Menteri Perencanaan Pembangunan Nasional/Kepala Badan Perencanaan Pembangunan Nasional, Prof. Dr. Armida S. Alisjahbana, MA., telah menerima kunjungan kehormatan HE Nobert Baas, Duta Besar Republik Federal Jerman. Kunjungan ini dimaksudkan sebagai upaya menindaklanjuti kunjungan Presiden Christian Wulff dan Presiden Susilo Bambang Yudhoyono pada tanggal 1 Desember tahun 2011 dan sebagai persiapan menjelang peringatan 60 tahun terjalinnya hubungan diplomatik Indonesia-Jerman pada tahun 2012 ini. Pada pertemuan ini, Menteri PPN/Kepala Bappenas didampingi oleh Sesmen PPN/Sestama Bappenas, Dr. Slamet Seno Adji, MA, Deputi Bidang Sarana dan Prasarana, Dr. Ir. Dedy Supriadi Priatna, MSc, Deputi Bidang Pendanaan Pembangunan, Ir. Wismana Adi Suryabrata, MIA, dan Deputi Bidang Sumber Daya Manusia dan Kebudayaan, Dra. Nina Sardjunani. Pertemuan diadakan di Ruang Tamu Menteri, dan berlangsung dari pukul 15.35 sampai dengan pukul 16.25 WIB.

Pada awal pertemuan Menteri PPN menyampaikan penghargaannya atas terjalinnya hubungan kerjasana selama ini antara Indonesia dan Jerman. Menteri PPN melanjutkan bahwa saat ini suatu bidang kerjasama ini menyangkut bantuan tehnis yang diberikan Jerman (GIZ) untuk berbagi pengalaman dan pengetahuan Jerman di bidang jaminan sosial. Menteri PPN mengatakan bahwa BPJS (Badan Pengelola Jaminan Sosial) Indonesia selama tahun 2012 dan 2013 ini masih dalam tahap persiapan dan akan mulai dilaksanakan pada tahun 2014. Beberapa bidang kerjasama lainnya adalah di bidang teknologi peralatan kesehatan Jerman dan bidang pengembangan ‘clean energy’.

HE Nobert Baas mengatakan bahwa Jerman memang telah sangat maju dalam pengembangan peralatan kesehatan (antara lain untuk ‘scanning’). Khususnya untuk teknologi ‘green energy’ Jerman, katanya, telah mengembangakn antara lain ‘green coal technology’, yang antara lain berupa ‘coal gassification technololgy’ dan ‘CO2 storage technology’. HE Nobert Baas selanjutnya memohon penjelasan dari Menteri PPN mengenai status mutakhir dari ‘policy direction’ Indonesia tentang pinjaman luar negeri.

Menjawab pertanyaan HE Norbert Baas, Menteri PPN menyampaikan beberapa pokok arah kebijakan PHLN sebagaimana telah digariskan oleh Presiden RI. Menteri PPN mengatakan bahwa Presiden RI meminta dilaksanakannya kebijakan APBN yang ‘prudent’ dalam mana harus diupayakan tercapainya anggaran berimbang melalui semakin menurunnya defisit anggaran, semakin menurunnya ‘debt to GDP ratio’, yang pada tahun 2011 telah menurun menjadi 24 persen, dan melalui upaya untuk semakin mengandalkan pembiayaan pembangunan dari sumber luar negeri dalam bentuk FDI. Pinjaman luar negeri yang masih akan diadakan harus sangat selektif, khususnya hanya untuk ‘capacity building’ dan upaya peningkatan ‘connectivity’ dalam rangka pelaksanaan MP3EI.

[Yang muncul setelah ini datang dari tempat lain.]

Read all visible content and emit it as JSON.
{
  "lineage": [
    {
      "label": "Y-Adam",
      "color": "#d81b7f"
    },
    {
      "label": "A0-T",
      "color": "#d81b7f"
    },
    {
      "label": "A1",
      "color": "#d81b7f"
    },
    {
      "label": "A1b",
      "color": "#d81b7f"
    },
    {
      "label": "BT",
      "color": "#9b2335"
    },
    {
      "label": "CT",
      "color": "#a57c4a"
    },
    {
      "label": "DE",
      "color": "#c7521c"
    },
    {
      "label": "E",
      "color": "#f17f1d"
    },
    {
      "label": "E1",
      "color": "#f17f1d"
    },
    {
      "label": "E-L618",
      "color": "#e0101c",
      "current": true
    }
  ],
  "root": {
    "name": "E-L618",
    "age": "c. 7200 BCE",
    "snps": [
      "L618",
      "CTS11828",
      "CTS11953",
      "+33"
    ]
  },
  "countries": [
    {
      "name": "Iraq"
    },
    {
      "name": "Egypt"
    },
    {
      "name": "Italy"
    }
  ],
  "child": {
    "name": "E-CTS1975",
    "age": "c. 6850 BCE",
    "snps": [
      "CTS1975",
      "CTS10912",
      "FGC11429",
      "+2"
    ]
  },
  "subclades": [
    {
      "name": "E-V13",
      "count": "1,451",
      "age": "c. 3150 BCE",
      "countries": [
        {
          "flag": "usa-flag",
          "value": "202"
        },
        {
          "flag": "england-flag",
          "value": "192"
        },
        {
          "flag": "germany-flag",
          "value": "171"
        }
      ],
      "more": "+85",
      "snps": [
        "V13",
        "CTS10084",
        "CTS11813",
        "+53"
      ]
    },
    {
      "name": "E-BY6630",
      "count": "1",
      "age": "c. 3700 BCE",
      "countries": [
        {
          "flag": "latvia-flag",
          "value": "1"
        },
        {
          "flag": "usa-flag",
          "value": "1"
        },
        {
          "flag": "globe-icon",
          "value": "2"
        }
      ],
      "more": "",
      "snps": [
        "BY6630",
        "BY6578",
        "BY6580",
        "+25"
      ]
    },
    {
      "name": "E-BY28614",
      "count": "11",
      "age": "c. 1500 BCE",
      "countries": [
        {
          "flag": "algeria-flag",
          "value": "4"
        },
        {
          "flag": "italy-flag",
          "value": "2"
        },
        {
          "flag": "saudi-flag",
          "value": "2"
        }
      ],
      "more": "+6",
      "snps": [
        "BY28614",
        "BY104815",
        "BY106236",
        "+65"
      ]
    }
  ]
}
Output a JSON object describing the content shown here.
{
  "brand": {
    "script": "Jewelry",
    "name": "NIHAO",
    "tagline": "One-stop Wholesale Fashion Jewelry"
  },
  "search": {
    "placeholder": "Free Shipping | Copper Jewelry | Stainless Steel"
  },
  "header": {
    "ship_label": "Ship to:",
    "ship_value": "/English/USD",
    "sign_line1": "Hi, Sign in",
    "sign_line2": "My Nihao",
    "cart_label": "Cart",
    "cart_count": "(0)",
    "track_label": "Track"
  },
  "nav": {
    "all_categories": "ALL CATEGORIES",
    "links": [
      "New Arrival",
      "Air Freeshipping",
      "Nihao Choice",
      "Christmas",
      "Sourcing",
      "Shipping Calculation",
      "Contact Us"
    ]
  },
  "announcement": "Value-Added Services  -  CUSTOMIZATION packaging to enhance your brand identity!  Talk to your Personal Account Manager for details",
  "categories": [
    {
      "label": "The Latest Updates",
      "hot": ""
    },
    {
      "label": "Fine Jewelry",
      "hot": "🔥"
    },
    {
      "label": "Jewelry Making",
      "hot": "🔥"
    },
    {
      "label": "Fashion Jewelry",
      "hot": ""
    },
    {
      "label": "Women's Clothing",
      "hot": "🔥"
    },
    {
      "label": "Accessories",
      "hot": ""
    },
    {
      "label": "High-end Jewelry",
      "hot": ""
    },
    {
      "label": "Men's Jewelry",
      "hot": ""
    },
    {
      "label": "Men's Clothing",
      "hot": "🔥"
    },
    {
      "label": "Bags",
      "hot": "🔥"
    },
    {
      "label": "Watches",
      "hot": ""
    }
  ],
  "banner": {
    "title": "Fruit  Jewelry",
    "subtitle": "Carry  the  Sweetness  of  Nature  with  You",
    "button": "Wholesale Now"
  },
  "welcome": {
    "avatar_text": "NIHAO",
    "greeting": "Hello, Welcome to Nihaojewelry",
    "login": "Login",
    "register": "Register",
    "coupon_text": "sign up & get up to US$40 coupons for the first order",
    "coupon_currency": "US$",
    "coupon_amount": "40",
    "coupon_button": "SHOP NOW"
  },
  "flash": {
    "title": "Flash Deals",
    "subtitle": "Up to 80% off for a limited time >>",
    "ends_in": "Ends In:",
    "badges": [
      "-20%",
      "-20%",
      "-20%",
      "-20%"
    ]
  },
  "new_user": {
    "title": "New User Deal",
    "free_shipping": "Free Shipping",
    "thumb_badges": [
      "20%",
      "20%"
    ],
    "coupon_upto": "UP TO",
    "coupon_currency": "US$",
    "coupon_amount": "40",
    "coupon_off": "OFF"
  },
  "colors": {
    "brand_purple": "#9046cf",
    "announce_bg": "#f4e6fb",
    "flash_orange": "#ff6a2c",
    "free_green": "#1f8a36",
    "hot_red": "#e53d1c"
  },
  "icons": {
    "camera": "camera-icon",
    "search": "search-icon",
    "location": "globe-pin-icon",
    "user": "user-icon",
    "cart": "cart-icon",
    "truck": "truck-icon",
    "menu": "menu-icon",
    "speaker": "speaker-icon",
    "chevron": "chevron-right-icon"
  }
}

HE Norbert Baas menyampaikan terima kasihnya kepada Menteri PPN atas penjelasan tersebut. Dalam pada itu, HE Baas mencatat bahwa ada beberapa proyek kerjasama yang memerlukan upaya mengatasi kendala yang dihadapi di lapangan. HE Baas menunjuk antara lain pada proyek pengadaan kereta api untuk PT KAI yang masih harus mengadakan beberapa modifikasi tehnis pada kereta tersebut agar lebih sesuai untuk keadaan perkeretaapian di Indonesia saat ini. HE Baas lalu mencatatat proyek geothermal yang dibangun di Aceh yang katanya perlu diupayakan agar serasi dengan tujuan untuk melestarikan hutan lindung di Aceh.